Essa decisão ocorreu mediante um Recurso Extraordinário (RE 628624) que discutia o acórdão da 4º Turma do TRF da Primeira Região que estabeleceu a competência da Justiça Federal para processar os crimes de publicação de imagens pornográficas envolvendo adolescentes ocorridas na Internet. O autor da ação estava perfilhando a tese da competência da Justiça Estadual, visto que não havia provas de que o acesso ao conteúdo disponibilizado na rede mundial de computadores extrapolava o âmbito nacional.

Diante do exposto, a maioria do Excelso Tribunal confirmou a decisão do TRF com fundamento no artigo 109, inciso V da Constituição Federal. Com efeito, o Ministro Edson Fachin afirmou que há três requisitos cumulativos que determinam a competência da Justiça Federal. Esses são: que o fato seja previsto como crime em tratado ou convenção; que o Brasil seja signatário de compromisso internacional de combate àquela espécie delitiva; que exista uma relação de internacionalidade entre a conduta criminosa praticada e o resultado produzido [ou que deveria ter sido produzido].

Nesse diapasão, o Ministro ainda perfilhou a tese de que a competência é da Justiça Federal em decorrência da amplitude global do acesso às imagens que foram divulgadas. Diante disso, os demais Ministros do Pretório Tribunal se inclinaram ao posicionamento do citado ministro.

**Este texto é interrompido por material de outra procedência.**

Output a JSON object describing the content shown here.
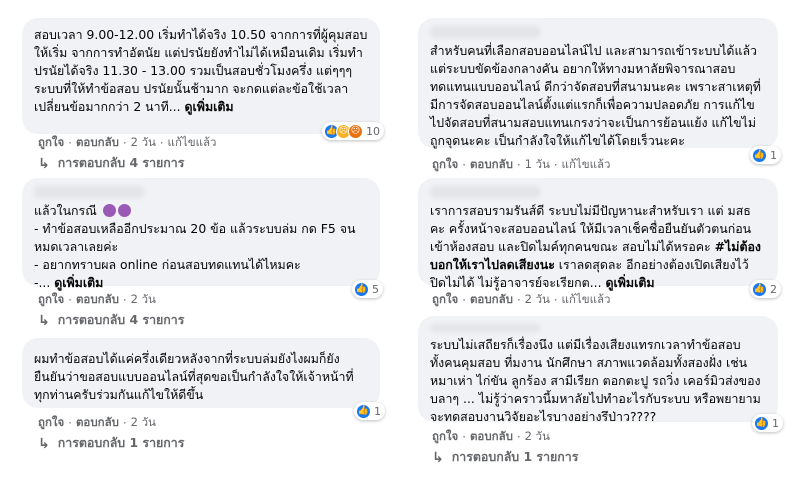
{
  "comments": [
    {
      "text_main": "สอบเวลา 9.00-12.00 เริ่มทำได้จริง 10.50 จากการที่ผู้คุมสอบให้เริ่ม จากการทำอัตนัย แต่ปรนัยยังทำไม่ได้เหมือนเดิม เริ่มทำปรนัยได้จริง 11.30 - 13.00 รวมเป็นสอบชั่วโมงครึ่ง แต่ๆๆๆ ระบบที่ให้ทำข้อสอบ ปรนัยนั้นช้ามาก จะกดแต่ละข้อใช้เวลาเปลี่ยนข้อมากกว่า 2 นาที... ",
      "see_more": "ดูเพิ่มเติม",
      "reaction_count": "10",
      "actions": {
        "like": "ถูกใจ",
        "reply": "ตอบกลับ",
        "time": "2 วัน",
        "edited": "แก้ไขแล้ว"
      },
      "replies": "การตอบกลับ 4 รายการ"
    },
    {
      "text_main": "แล้วในกรณี",
      "text_rest": "- ทำข้อสอบเหลืออีกประมาณ 20 ข้อ แล้วระบบล่ม กด F5 จนหมดเวลาเลยค่ะ\n- อยากทราบผล online ก่อนสอบทดแทนได้ไหมคะ\n-... ",
      "see_more": "ดูเพิ่มเติม",
      "reaction_count": "5",
      "actions": {
        "like": "ถูกใจ",
        "reply": "ตอบกลับ",
        "time": "2 วัน"
      },
      "replies": "การตอบกลับ 4 รายการ"
    },
    {
      "text_main": "ผมทำข้อสอบได้แค่ครึ่งเดียวหลังจากที่ระบบล่มยังไงผมก็ยังยืนยันว่าขอสอบแบบออนไลน์ที่สุดขอเป็นกำลังใจให้เจ้าหน้าที่ทุกท่านครับร่วมกันแก้ไขให้ดีขึ้น",
      "reaction_count": "1",
      "actions": {
        "like": "ถูกใจ",
        "reply": "ตอบกลับ",
        "time": "2 วัน"
      },
      "replies": "การตอบกลับ 1 รายการ"
    },
    {
      "text_main": "สำหรับคนที่เลือกสอบออนไลน์ไป และสามารถเข้าระบบได้แล้วแต่ระบบขัดข้องกลางคัน อยากให้ทางมหาลัยพิจารณาสอบทดแทนแบบออนไลน์ ดีกว่าจัดสอบที่สนามนะคะ เพราะสาเหตุที่มีการจัดสอบออนไลน์ตั้งแต่แรกก็เพื่อความปลอดภัย การแก้ไขไปจัดสอบที่สนามสอบแทนเกรงว่าจะเป็นการย้อนแย้ง แก้ไขไม่ถูกจุดนะคะ เป็นกำลังใจให้แก้ไขได้โดยเร็วนะคะ",
      "reaction_count": "1",
      "actions": {
        "like": "ถูกใจ",
        "reply": "ตอบกลับ",
        "time": "1 วัน",
        "edited": "แก้ไขแล้ว"
      },
      "replies": ""
    },
    {
      "text_main": "เราการสอบรามรันส์ดี ระบบไม่มีปัญหานะสำหรับเรา แต่ มสธ คะ ครั้งหน้าจะสอบออนไลน์ ให้มีเวลาเช็คชื่อยืนยันตัวตนก่อนเข้าห้องสอบ และปิดไมค์ทุกคนขณะ สอบไม่ได้หรอคะ ",
      "text_bold": "#ไม่ต้องบอกให้เราไปลดเสียงนะ",
      "text_after": " เราลดสุดละ อีกอย่างต้องเปิดเสียงไว้ ปิดไม่ได้ ไม่รู้อาจารย์จะเรียกต... ",
      "see_more": "ดูเพิ่มเติม",
      "reaction_count": "2",
      "actions": {
        "like": "ถูกใจ",
        "reply": "ตอบกลับ",
        "time": "2 วัน",
        "edited": "แก้ไขแล้ว"
      },
      "replies": ""
    },
    {
      "text_main": "ระบบไม่เสถียรก็เรื่องนึง แต่มีเรื่องเสียงแทรกเวลาทำข้อสอบ ทั้งคนคุมสอบ ที่มงาน นักศึกษา สภาพแวดล้อมทั้งสองฝั่ง เช่น หมาเห่า ไก่ขัน ลูกร้อง สามีเรียก ตอกตะปู รถวิ่ง เคอร์มิวส่งของ บลาๆ ... ไม่รู้ว่าคราวนี้มหาลัยไปทำอะไรกับระบบ หรือพยายามจะทดสอบงานวิจัยอะไรบางอย่างรึป่าว????",
      "reaction_count": "1",
      "actions": {
        "like": "ถูกใจ",
        "reply": "ตอบกลับ",
        "time": "2 วัน"
      },
      "replies": "การตอบกลับ 1 รายการ"
    }
  ],
  "colors": {
    "bubble": "#f0f2f5",
    "muted": "#65676b",
    "like": "#1877f2"
  },
  "icons": {
    "reply": "reply-arrow-icon",
    "like": "like-icon",
    "sad": "sad-icon",
    "angry": "angry-icon"
  }
}
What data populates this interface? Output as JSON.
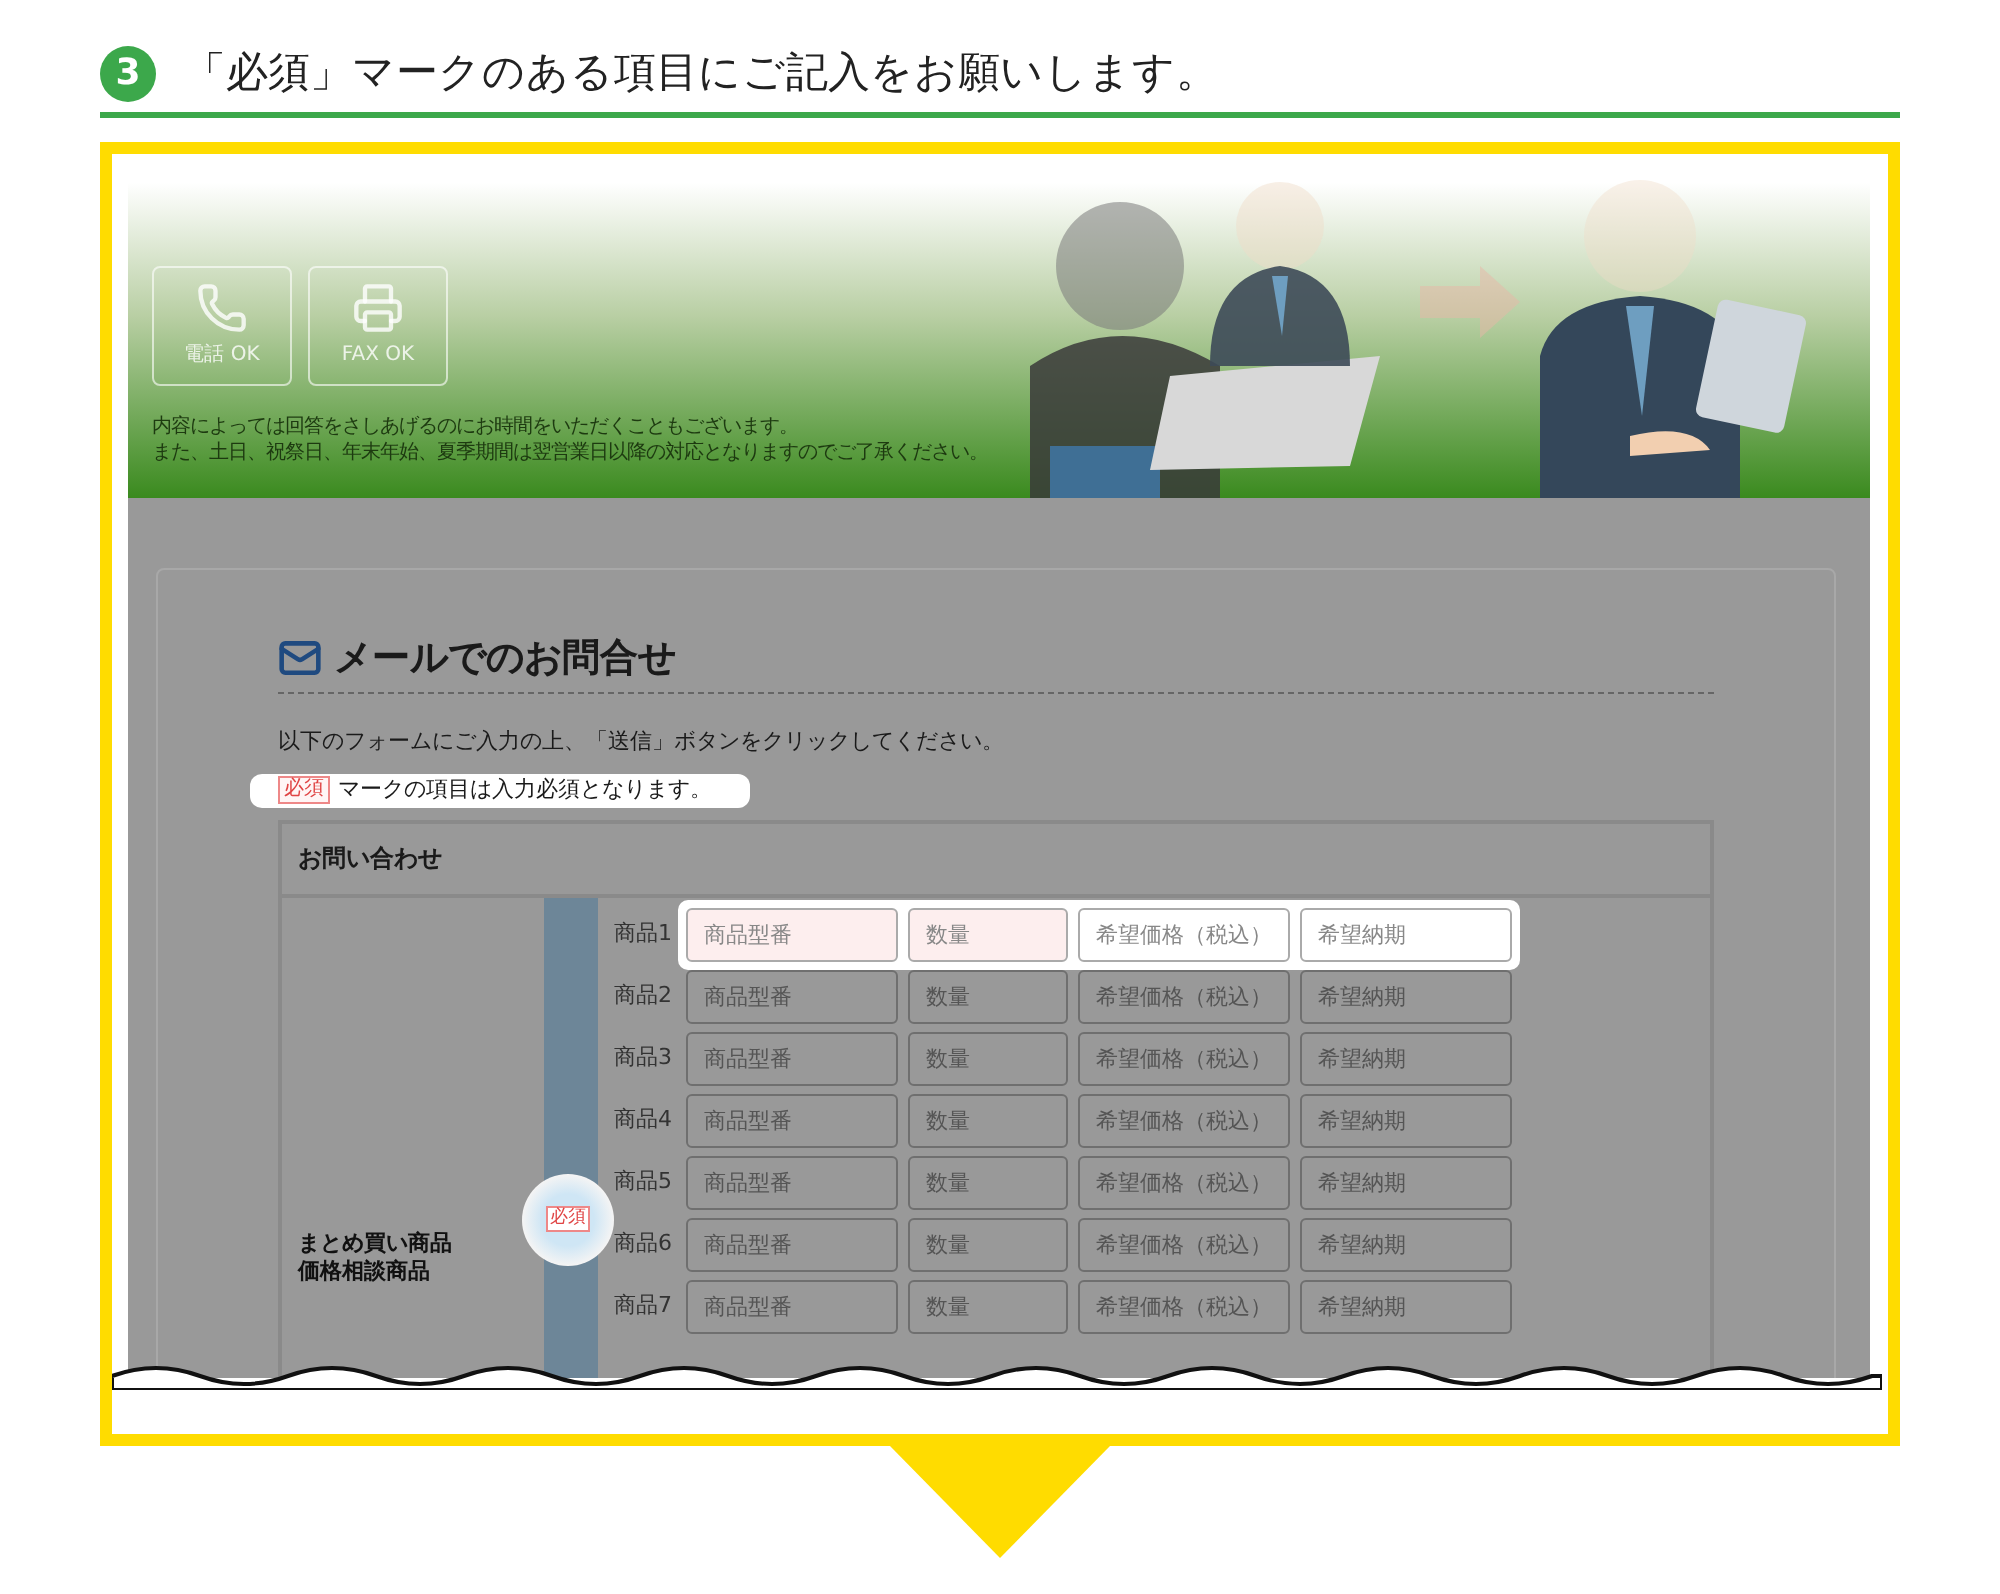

Por fim, o STF aprovou o enunciado da tese que foi firmada no julgamento do Recurso Extraordinário supracitado nos seguintes termos:

“Compete à Justiça Federal processar e julgar os crimes consistentes em disponibilizar ou adquirir material pornográfico envolvendo criança ou adolescente [artigos 241, 241-A e 241-B da Lei 8.069/1990] quando praticados por meio da rede mundial de computadores”.